Utilization of PMU data through effective angle prediction algorithm for the prevention of wide area blackouts
The proposed paper will show the work about the development of a phase angle prediction method in order to use the data from synchrophasors or Phasor Measurement Units (PMUs) effectively so that wide scale power outages are prevented. The PMUs provide the information about the system states such as phase angles, frequency, rate of change of angles, etc., at a sampling rate as high as 120 samples / second and can capture oscillatory events following any severe disturbances. In order to prevent the interconnected power systems from wide area blackouts, the system states should be continuously monitored and analyzed in real time. This work will present the way to utilize such PMU measured system states in a more useful and effective way.

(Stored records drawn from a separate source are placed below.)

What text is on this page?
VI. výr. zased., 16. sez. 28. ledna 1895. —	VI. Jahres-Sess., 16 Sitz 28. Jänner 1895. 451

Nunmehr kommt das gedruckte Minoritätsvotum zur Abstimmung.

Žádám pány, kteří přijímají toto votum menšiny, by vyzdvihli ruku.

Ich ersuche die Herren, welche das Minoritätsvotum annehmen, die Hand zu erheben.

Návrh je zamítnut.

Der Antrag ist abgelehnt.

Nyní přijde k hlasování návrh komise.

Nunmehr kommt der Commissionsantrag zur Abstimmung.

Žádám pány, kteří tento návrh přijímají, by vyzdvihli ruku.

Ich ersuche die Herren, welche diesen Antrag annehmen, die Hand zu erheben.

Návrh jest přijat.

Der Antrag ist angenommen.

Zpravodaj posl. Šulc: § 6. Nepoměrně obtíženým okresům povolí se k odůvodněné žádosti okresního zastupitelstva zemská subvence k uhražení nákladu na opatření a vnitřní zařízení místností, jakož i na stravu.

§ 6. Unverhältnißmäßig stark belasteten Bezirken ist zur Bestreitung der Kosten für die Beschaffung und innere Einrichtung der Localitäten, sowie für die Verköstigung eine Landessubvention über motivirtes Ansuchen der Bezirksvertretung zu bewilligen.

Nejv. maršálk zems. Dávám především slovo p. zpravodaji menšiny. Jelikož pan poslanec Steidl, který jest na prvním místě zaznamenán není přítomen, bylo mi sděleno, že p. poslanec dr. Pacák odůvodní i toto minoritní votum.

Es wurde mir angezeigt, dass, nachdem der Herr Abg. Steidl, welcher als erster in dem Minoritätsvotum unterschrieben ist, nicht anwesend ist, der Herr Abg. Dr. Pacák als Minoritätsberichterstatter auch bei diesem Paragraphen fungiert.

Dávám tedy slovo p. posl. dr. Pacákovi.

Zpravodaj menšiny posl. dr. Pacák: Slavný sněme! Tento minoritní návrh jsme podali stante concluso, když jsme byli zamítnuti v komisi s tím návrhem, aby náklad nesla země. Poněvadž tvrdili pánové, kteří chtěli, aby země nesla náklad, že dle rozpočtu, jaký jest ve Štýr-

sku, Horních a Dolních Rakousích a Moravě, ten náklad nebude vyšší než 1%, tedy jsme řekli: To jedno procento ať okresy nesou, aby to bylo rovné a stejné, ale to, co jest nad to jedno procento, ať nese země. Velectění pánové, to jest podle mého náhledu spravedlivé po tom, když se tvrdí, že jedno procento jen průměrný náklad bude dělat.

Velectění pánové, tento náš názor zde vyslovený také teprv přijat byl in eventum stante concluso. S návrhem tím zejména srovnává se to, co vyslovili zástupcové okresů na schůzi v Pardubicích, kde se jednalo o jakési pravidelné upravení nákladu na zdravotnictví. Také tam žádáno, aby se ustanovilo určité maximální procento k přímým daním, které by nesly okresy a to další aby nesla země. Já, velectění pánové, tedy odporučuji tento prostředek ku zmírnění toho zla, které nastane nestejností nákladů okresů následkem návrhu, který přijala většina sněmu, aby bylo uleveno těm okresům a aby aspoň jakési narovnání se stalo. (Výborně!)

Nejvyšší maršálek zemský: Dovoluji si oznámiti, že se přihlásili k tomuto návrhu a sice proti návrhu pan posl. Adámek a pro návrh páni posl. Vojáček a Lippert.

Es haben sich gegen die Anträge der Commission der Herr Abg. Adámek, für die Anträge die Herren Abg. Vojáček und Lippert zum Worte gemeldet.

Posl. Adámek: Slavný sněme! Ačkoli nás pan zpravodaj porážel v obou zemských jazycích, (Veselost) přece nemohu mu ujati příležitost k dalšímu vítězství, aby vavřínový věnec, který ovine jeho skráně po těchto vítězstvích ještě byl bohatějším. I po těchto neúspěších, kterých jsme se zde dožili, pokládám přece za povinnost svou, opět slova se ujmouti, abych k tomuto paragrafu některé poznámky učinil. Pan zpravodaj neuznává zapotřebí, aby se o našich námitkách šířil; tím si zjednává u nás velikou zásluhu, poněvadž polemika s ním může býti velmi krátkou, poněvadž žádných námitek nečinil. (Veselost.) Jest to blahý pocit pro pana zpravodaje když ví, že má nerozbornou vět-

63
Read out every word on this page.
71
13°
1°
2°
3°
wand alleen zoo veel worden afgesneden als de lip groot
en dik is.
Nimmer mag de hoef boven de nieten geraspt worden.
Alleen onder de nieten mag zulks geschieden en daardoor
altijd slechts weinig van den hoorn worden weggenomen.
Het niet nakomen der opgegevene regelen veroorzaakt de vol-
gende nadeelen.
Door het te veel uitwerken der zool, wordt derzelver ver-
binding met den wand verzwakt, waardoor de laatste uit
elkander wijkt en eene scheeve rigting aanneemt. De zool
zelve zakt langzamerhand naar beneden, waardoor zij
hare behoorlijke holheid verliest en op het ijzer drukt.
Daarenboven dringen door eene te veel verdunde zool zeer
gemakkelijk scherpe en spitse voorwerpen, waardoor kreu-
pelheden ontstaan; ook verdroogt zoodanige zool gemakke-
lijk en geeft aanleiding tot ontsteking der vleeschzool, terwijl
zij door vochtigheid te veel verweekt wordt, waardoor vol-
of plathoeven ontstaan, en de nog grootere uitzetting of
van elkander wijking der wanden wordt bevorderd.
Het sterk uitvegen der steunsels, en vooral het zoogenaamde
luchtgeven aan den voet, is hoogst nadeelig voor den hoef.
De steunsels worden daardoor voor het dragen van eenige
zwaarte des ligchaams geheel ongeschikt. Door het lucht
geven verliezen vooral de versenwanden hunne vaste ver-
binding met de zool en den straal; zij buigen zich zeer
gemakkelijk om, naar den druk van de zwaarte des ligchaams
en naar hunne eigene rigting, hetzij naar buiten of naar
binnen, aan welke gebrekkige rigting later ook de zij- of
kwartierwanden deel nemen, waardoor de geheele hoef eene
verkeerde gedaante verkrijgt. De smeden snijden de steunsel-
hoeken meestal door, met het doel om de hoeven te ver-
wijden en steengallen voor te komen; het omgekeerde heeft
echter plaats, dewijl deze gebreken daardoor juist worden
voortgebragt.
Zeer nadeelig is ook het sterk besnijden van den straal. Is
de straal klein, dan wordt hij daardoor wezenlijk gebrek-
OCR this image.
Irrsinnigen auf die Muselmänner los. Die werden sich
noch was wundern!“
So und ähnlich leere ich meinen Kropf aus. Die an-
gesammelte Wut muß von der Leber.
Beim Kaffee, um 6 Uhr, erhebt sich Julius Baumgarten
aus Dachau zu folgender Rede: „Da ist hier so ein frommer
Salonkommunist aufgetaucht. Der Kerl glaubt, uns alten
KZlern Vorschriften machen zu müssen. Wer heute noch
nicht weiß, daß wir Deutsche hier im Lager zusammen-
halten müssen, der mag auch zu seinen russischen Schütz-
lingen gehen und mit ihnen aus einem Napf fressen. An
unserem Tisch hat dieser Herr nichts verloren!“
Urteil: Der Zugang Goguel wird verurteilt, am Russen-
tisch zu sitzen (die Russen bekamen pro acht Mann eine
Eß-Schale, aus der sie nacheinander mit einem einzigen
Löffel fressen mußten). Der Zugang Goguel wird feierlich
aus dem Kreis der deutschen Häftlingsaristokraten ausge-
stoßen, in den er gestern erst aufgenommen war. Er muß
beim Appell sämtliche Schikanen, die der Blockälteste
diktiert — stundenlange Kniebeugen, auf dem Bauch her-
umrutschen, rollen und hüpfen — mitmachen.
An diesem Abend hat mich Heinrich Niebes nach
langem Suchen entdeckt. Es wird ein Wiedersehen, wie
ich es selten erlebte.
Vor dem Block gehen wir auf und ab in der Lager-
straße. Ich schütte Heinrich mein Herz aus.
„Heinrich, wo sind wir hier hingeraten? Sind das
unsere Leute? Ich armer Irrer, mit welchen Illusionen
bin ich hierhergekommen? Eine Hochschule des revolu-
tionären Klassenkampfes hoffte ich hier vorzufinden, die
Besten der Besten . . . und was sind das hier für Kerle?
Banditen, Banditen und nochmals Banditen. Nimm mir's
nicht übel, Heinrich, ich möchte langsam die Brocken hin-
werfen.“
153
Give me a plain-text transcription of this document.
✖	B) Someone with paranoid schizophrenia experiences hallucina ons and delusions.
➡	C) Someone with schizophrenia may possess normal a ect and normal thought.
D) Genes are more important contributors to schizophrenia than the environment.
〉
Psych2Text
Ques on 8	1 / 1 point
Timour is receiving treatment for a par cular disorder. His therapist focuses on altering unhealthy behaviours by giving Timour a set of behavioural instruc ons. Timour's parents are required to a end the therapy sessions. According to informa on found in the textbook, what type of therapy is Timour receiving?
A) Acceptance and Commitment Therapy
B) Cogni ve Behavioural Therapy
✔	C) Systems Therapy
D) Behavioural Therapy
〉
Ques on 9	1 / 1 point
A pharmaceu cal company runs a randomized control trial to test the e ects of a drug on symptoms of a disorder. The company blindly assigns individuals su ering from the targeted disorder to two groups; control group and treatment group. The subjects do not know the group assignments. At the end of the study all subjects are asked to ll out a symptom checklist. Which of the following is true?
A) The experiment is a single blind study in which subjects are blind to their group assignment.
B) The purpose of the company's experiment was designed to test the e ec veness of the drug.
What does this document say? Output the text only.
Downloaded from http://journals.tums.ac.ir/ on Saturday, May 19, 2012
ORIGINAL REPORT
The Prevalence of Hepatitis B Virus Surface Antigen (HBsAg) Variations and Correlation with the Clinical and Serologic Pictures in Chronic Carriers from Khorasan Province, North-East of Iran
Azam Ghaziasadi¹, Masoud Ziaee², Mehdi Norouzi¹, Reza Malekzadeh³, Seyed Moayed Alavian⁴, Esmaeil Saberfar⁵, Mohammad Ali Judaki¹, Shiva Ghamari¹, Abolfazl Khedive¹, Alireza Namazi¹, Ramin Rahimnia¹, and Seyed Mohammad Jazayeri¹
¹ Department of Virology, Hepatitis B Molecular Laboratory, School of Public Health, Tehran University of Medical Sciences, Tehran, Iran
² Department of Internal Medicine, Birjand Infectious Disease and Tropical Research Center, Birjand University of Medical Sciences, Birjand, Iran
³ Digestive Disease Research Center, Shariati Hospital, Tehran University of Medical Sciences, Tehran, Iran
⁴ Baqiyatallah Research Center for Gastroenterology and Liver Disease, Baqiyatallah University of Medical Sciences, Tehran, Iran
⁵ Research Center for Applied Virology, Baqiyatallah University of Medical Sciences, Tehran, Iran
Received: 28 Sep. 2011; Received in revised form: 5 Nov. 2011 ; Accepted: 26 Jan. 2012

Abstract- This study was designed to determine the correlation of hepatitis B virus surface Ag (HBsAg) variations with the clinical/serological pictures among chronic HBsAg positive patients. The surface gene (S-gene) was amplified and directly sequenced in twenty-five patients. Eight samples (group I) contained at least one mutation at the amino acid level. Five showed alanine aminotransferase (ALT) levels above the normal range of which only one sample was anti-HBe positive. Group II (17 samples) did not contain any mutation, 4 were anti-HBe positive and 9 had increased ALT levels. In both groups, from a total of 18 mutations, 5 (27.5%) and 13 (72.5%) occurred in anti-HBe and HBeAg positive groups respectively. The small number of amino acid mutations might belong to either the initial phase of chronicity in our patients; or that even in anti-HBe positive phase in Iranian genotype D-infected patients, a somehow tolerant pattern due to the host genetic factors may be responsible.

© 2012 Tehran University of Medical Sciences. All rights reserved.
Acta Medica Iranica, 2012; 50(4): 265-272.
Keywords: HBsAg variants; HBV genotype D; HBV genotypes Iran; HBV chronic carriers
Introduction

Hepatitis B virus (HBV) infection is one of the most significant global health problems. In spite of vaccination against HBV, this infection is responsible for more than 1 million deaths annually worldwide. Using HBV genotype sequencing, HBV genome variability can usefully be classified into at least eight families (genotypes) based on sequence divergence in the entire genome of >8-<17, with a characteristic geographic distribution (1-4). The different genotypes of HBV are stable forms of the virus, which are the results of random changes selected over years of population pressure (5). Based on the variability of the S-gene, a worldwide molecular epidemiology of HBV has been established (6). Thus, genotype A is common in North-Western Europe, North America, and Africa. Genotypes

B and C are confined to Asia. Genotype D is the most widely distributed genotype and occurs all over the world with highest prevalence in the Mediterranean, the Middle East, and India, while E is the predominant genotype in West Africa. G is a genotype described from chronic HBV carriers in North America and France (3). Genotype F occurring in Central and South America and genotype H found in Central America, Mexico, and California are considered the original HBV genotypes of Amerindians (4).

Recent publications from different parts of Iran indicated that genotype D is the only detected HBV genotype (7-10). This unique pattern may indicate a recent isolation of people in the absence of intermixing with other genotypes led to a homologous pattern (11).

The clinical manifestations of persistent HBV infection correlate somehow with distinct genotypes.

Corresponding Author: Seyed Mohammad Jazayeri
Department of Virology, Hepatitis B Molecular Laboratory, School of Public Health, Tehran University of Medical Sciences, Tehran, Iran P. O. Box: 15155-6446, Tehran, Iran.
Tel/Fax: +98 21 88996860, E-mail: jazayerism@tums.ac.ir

This paper will introduce a very accurate way to utilize the information provided by PMUs with the use of a fast, online, robust, and intelligent angle prediction algorithm that is able to initiate the protective actions before the system goes unstable. By assisting in the detection and actions necessary to bring the bulk system swinging oscillation centers back to the stable operating range, the algorithm presented here can be utilized to prevent wide area blackouts, and therefore, provide important functionality by properly using the information in real time PMU data. This algorithm is based on two Kalman filters, guided by the measurement prediction algorithm based on Taylor series expansion and finite difference method. The presented algorithm can predict the evolving instability following the fault clearance under any extreme contingency conditions. According to the tests performed in various stable and unstable scenarios in large power system, it is also validated that the algorithm does not give a false alarm during the stable system conditions. The test results also show that this algorithm has a very fast response time and is very accurate in the prediction of angular instability. The algorithm also includes the simulation noise on to the PMU measurements. In this work, the two Kalman filter prediction algorithm is used to make a decision about the forthcoming system angular instability, and then, initiate the mitigation measures that include Controlled Systems Separation (CSS) with the protection options such as Under Frequency Load Shedding (UFLS), Out of Step Tripping (OST) or system wide generator tripping.